The Catalans were at best wary towards Sánchez; his Socialists had supported the then centre-right government’s crackdown on Catalonia in 2017, although Podemos was more sympathetic. The centrist component of the Catalan independence movement, Together for Catalonia (JxCat), voted against Sanchez’s investiture in January, but the Republican Left of Catalonia (ERC) abstained; their continued tolerance is critical for his government’s survival.
Regional elections in July in Galicia and the Basque country didn’t help. Both saw big gains for separatist or autonomist parties – a good omen for the Catalans – and a collapse of the Podemos vote, from which the Socialists failed to benefit.
Now, with a second wave of the coronavirus raging and still no substantive talks with the Catalans, comes an additional headache. The Spanish Supreme Court on Monday upheld the disqualification of Catalan premier Joaquim Torra, forcing a government crisis in Catalonia that will almost certainly lead to an early regional election, possibly in February next year.
Torra’s offence was to have compromised official neutrality during last year’s (first) Spanish election campaign by displaying pro-independence banners on regional government buildings and defying an order of the electoral commission to remove them. For this he was disqualified from office for 18 months last December by the Catalan High Court, but he remained in place while his appeal proceeded.
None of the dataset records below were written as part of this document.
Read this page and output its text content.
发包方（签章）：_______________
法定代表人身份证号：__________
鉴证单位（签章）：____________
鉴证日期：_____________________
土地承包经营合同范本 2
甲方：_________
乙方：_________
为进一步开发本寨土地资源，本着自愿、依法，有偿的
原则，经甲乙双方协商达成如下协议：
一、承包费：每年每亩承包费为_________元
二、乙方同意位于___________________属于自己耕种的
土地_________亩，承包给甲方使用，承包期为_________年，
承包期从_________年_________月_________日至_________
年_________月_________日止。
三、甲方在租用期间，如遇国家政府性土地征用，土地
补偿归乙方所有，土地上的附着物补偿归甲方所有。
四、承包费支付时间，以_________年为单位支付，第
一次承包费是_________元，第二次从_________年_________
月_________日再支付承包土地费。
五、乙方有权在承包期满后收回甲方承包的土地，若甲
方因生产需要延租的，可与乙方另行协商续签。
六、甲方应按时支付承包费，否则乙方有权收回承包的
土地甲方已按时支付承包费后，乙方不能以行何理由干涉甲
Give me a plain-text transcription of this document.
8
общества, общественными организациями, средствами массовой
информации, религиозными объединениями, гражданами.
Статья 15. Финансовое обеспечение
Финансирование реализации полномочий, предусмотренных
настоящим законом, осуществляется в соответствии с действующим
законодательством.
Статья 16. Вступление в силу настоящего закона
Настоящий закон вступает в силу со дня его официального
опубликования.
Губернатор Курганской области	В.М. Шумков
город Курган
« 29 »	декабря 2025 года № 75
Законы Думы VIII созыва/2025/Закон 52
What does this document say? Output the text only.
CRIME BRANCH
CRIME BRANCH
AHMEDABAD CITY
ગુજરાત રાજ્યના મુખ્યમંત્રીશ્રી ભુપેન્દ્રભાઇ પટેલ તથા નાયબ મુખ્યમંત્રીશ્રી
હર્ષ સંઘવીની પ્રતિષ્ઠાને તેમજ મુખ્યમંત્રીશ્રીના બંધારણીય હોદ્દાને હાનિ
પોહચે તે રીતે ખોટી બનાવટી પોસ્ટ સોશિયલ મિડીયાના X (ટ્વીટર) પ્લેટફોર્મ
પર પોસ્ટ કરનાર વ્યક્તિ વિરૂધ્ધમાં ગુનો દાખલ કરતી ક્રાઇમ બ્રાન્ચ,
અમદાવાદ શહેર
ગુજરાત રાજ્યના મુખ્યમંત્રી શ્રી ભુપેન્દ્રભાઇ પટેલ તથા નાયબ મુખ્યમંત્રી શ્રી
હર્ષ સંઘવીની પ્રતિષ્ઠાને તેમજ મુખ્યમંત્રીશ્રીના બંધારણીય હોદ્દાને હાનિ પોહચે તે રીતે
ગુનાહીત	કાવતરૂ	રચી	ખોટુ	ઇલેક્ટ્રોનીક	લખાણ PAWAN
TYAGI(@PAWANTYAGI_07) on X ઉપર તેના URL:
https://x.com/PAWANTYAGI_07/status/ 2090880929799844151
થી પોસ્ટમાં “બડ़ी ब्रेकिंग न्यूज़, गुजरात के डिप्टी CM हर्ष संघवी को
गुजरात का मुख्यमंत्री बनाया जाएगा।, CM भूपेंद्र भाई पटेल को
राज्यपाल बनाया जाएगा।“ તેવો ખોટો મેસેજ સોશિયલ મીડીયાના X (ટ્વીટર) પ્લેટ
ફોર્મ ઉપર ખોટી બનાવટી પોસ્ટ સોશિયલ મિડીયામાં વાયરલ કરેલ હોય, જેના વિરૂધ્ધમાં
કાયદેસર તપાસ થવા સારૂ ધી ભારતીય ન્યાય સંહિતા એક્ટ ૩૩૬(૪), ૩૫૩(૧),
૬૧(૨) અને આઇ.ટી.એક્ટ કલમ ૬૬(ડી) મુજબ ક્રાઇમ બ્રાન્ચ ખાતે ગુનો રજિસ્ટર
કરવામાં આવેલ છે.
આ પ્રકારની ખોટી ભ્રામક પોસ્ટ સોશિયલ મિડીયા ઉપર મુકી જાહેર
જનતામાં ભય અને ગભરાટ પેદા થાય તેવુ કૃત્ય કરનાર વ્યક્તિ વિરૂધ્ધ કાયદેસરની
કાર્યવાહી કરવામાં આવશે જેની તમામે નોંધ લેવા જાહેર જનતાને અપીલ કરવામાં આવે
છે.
Now he will be replaced on an acting basis by his deputy, Pere Aragonès, who is from the ERC – Torra is from JxCat, which has itself split between rival groups. In the circumstances there is no prospect of the regional parliament agreeing on a new government (it was difficult enough last time), so a fresh election seems inevitable.
Torra says that “The elections need to be a new plebiscite” on the question of independence, but of course that’s what the separatists said about the previous two regional elections: in 2015, following the unofficial “consultation” on independence, and in 2017, following the chaotic unauthorised referendum of that year. Both yielded inconclusive results; pro-independence forces took a narrow majority of seats each time, but on neither occasion actually won a majority of the vote.
The opinion polls suggest that the same thing could easily happen again. But it’s also possible that a backlash against Madrid’s interference will finally deliver the separatists the mandate that they seek. In that case, Sánchez’s chance of luring them into a compromise settlement will plummet.
It’s not the first time that Spain’s courts have shown their centralist leanings and made the Catalan issue more difficult than it need be – although certainly they are not the only culprits in that regard. But for Sánchez it’s just one more step in his extraordinary run of bad luck.